Les Harkis de Philippe Faucon En 1h22 d’un film bien rythmé et sans pathos, le spectateur suit ces hommes qui ont quitté leur village et leur famille pour combattre aux côtés de la France. Alors que l’indépendance de l’Algérie arrive à grands pas, l’avenir de ces harkis, lui, apparaît de plus en plus sombre.

Il faut beaucoup d’intelligence, de courage et de maîtrise du sujet pour arriver à faire un film aussi juste sur un thème aussi clivant qui est le sort des harkis. C’est peut-être parce que Philippe Faucon a décidé de s’en tenir qu’à l’Histoire.

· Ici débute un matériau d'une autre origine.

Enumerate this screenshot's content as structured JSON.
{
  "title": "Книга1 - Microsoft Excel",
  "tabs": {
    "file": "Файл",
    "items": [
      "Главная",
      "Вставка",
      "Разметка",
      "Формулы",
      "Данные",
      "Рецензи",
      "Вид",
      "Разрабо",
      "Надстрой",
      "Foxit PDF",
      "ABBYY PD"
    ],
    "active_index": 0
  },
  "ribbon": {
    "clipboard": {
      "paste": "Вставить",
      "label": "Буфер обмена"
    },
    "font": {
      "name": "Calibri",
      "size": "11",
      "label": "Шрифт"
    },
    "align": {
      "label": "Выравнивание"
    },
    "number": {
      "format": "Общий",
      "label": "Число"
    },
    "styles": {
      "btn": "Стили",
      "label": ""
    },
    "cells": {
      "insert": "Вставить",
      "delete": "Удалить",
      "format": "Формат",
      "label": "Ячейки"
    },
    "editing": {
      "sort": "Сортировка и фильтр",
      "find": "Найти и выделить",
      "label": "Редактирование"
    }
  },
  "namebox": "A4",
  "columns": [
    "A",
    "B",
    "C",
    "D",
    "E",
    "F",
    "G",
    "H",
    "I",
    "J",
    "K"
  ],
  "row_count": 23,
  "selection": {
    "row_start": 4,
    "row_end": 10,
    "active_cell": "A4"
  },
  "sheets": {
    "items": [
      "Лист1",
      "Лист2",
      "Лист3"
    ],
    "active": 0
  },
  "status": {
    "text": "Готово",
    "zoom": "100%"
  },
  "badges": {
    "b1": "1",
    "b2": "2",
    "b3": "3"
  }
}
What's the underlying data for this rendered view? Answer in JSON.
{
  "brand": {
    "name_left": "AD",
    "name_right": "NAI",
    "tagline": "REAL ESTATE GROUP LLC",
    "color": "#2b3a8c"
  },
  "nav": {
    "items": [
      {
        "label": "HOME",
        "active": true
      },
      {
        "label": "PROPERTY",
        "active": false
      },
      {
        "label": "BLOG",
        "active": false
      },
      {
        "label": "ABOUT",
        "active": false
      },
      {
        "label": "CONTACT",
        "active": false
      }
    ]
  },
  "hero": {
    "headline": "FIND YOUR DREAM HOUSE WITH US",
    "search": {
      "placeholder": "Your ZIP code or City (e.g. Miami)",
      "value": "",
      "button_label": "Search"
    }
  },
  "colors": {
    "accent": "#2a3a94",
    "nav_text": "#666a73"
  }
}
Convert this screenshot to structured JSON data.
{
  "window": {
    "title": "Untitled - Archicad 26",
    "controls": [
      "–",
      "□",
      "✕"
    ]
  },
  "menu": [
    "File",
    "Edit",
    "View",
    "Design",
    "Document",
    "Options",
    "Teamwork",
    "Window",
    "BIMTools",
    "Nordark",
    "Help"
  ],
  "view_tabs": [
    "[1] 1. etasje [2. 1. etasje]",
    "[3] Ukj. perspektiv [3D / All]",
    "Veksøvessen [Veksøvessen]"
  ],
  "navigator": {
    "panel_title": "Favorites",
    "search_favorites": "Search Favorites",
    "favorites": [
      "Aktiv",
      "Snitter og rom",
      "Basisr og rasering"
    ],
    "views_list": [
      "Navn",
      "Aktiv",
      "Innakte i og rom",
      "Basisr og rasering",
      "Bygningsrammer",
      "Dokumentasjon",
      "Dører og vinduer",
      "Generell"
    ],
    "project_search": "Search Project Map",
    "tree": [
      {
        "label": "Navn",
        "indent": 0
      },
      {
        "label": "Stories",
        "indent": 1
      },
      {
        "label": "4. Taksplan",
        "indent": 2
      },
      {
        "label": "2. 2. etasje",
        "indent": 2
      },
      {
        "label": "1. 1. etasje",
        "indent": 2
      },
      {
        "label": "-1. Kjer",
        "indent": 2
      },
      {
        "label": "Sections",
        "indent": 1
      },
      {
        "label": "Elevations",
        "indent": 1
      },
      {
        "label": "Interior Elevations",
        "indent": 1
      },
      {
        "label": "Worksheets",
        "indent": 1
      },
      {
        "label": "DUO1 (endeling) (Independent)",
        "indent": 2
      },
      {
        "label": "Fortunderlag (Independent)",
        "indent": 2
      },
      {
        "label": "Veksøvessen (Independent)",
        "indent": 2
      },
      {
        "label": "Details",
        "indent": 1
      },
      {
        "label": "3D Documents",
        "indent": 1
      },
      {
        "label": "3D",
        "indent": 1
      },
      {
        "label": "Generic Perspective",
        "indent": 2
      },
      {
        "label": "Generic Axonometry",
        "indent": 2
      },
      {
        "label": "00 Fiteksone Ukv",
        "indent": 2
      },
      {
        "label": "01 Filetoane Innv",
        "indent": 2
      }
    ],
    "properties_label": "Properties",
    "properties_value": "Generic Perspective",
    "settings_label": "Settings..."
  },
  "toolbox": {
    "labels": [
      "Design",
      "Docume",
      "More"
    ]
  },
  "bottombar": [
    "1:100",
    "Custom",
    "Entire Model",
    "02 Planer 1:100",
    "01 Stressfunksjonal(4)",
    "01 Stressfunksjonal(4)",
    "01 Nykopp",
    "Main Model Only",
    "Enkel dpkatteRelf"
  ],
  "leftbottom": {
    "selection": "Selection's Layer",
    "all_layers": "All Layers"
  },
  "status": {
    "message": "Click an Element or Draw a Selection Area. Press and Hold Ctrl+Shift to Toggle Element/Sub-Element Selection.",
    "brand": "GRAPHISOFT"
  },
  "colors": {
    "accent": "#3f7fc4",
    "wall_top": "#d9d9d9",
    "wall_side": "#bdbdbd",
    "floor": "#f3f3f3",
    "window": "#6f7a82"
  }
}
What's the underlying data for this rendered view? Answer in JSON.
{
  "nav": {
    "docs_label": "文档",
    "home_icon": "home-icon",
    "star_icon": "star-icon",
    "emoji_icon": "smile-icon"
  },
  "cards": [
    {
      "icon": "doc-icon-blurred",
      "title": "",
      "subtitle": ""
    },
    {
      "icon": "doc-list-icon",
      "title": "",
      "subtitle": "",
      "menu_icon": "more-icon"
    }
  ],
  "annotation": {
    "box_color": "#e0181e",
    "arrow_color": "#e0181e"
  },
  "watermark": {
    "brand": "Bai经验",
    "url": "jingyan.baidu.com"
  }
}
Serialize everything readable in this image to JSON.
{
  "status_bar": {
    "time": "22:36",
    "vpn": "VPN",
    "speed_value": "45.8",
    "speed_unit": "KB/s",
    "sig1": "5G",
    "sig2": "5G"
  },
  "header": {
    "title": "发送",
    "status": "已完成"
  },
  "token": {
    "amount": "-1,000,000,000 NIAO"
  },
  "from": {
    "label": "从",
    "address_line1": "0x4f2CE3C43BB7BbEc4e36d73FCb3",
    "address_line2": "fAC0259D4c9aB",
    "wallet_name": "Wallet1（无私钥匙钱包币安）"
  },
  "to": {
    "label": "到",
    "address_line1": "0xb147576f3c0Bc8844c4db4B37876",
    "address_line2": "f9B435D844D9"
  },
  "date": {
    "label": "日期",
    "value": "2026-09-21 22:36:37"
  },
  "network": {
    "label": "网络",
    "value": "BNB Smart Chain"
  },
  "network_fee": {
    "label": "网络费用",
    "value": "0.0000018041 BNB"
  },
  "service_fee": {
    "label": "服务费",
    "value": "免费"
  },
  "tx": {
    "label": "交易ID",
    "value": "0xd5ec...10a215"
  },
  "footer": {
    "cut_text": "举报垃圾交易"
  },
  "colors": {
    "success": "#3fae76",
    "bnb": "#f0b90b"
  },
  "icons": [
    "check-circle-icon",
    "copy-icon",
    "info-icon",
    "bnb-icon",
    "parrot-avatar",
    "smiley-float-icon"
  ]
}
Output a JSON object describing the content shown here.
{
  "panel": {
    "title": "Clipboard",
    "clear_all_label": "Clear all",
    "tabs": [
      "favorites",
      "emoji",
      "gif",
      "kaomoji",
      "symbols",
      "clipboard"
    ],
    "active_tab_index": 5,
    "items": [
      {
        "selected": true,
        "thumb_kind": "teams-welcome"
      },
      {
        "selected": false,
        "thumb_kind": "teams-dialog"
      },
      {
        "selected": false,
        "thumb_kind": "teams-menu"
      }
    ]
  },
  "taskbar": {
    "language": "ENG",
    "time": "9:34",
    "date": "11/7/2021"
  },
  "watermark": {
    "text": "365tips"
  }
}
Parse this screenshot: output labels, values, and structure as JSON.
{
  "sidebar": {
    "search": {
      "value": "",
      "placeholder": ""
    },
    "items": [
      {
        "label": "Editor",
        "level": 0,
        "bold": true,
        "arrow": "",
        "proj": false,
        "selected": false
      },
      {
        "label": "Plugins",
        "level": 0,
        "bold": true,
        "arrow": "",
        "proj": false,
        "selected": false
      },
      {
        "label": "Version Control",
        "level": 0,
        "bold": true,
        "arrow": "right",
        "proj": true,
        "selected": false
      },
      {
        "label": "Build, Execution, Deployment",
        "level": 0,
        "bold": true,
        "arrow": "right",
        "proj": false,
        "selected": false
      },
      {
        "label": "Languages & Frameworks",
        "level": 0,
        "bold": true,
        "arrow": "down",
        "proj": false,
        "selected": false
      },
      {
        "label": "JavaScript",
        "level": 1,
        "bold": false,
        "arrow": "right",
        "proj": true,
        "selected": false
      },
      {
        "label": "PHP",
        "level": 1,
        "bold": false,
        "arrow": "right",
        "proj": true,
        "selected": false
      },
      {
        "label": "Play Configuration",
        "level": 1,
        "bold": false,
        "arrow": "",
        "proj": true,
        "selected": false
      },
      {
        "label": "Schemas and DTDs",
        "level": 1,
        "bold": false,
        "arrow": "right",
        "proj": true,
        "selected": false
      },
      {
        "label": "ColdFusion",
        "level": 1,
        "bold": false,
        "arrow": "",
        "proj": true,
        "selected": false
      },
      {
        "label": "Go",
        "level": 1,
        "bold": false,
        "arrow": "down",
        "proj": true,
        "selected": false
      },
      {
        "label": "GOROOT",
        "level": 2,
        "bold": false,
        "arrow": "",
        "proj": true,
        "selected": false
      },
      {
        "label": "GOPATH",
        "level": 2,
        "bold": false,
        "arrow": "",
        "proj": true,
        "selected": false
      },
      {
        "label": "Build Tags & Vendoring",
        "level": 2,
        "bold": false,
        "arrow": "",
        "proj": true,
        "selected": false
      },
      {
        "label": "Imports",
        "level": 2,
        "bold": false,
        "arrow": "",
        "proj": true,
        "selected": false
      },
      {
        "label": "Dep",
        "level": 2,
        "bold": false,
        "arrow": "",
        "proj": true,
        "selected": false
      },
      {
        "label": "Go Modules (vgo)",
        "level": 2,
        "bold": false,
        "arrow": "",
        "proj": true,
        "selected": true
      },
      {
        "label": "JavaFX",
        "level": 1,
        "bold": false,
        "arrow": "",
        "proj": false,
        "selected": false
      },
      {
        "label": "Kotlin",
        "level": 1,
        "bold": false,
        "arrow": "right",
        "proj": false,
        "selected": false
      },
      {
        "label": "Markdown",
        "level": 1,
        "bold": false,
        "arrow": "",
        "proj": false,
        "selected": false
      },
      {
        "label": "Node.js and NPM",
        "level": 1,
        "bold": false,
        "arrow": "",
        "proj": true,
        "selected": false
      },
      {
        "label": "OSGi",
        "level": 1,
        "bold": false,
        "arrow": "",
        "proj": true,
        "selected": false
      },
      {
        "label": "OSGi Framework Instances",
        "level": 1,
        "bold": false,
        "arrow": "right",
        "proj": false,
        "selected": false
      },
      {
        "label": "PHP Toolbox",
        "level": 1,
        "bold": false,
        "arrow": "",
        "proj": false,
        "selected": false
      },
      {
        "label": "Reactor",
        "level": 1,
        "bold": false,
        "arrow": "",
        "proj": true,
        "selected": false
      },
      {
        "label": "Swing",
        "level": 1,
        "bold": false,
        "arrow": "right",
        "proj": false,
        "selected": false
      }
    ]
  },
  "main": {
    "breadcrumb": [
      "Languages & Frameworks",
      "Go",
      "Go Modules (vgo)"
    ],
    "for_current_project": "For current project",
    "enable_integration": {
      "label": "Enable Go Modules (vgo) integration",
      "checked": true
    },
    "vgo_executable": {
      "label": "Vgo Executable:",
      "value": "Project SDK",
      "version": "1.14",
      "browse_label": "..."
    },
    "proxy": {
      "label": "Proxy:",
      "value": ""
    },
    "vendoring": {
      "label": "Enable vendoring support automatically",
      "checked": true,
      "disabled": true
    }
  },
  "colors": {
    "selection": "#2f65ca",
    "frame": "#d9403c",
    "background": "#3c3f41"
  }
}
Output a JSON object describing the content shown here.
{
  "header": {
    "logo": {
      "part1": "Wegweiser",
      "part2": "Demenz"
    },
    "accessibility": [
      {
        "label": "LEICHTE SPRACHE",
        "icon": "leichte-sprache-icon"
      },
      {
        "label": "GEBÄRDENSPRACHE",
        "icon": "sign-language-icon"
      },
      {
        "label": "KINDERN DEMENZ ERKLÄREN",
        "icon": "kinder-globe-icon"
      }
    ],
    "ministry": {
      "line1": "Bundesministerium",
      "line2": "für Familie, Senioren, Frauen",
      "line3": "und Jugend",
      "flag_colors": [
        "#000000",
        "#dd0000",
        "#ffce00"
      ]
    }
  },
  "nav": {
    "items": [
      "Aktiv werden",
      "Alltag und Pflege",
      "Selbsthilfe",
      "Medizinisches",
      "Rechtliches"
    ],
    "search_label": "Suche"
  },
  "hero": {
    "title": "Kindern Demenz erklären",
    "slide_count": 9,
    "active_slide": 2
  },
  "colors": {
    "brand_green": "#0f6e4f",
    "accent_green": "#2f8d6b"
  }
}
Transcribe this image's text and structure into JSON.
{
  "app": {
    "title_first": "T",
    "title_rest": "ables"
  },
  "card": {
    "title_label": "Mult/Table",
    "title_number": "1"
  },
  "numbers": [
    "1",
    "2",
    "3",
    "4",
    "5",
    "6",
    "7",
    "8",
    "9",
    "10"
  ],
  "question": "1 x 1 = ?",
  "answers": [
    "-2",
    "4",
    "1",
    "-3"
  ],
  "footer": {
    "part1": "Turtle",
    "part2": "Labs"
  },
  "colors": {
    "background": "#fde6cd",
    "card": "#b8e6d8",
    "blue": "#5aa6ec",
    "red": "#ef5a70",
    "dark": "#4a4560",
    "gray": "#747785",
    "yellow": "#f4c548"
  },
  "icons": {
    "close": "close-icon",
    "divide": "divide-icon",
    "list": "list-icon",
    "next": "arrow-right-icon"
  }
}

Rien, ni personne, n’est épargné. Ni la violence des harkis qui ont participé pour certains d’entre eux aux tortures de leurs frères algériens, ni celle des dirigeants du FLN qui ont su se montrer intraitables avec ceux qu’ils considéraient comme des traîtres, et ni surtout l’immense responsabilité de l’État français et du général de Gaulle, grandement coupable dans leur abandon en Algérie.

Si quelques milliers d’entre eux ont pu rejoindre la France, la majorité n’a pas eu d’autre choix que de rester dans un pays où ils étaient devenus des hommes à abattre.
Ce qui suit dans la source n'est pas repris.